Costs and impacts to Medibank
Beyond the potential harm to customers, reputational damage to the brand, and significant operational cost and disruption, numerous additional impacts are being felt by Medibank:
- Medibank’s share prices dropped nearly 20% in the days after the incident was disclosed, and have not yet recovered.
- Medibank has extended call centre hours and increased their customer support team by more than 300 people to manage consumer enquiries, and established a costly Cyber Response Support Program.
- In the days leading up to the AGM, while proxy investment advisers CGI Glass Lewis encouraged investors to support all resolutions at the meeting and re-elect the board in order to maintain stability, they suggested that changes could be ahead. “It may be the case that in due course, the board and executive team will require renewal to a) bolster its skills and knowledge of cyber security and b) show accountability for the loss of privacy to its customers and the loss of value to Medibank shareholders,” according to CGI’s pre-AGM statement to investors. CGI also raised the possibility of executive pay “clawbacks” to account for any obvious vulnerabilities that had been overlooked.
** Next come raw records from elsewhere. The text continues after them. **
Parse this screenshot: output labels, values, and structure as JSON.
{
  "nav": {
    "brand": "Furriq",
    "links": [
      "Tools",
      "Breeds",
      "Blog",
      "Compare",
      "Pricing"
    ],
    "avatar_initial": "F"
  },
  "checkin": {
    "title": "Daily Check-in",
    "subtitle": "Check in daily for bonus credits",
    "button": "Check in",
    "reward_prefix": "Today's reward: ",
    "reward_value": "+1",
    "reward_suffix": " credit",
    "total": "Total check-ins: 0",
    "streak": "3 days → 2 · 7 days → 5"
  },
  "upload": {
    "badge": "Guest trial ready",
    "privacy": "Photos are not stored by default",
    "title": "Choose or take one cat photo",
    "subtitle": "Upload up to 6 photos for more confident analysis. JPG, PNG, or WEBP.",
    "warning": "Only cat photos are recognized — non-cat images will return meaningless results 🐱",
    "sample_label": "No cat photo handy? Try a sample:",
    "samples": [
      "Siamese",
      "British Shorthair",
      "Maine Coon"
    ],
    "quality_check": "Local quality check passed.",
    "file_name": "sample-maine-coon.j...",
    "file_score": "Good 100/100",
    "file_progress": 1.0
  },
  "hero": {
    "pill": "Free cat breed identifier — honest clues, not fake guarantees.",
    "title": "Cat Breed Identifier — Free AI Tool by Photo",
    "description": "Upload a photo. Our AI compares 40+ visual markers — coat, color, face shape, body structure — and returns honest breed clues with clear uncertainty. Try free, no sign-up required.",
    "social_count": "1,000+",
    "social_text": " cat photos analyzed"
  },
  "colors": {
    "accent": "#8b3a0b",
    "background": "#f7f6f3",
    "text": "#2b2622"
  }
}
- A proposal published by the Australian Government for a new Privacy Legislation Amendment Bill 2022 aims to increase privacy breach penalties:
- from $2.22 million to $50 million; or
- three times the value of any benefit obtained through the misuse of information, if greater; or
- 30% of a company’s adjusted turnover in the relevant period, if greater.
To put this in perspective, in the last financial year, Medibank reported revenues of $7.12B, meaning it could have faced fines as high as $712 million for the incident if it had happened under the proposed bill.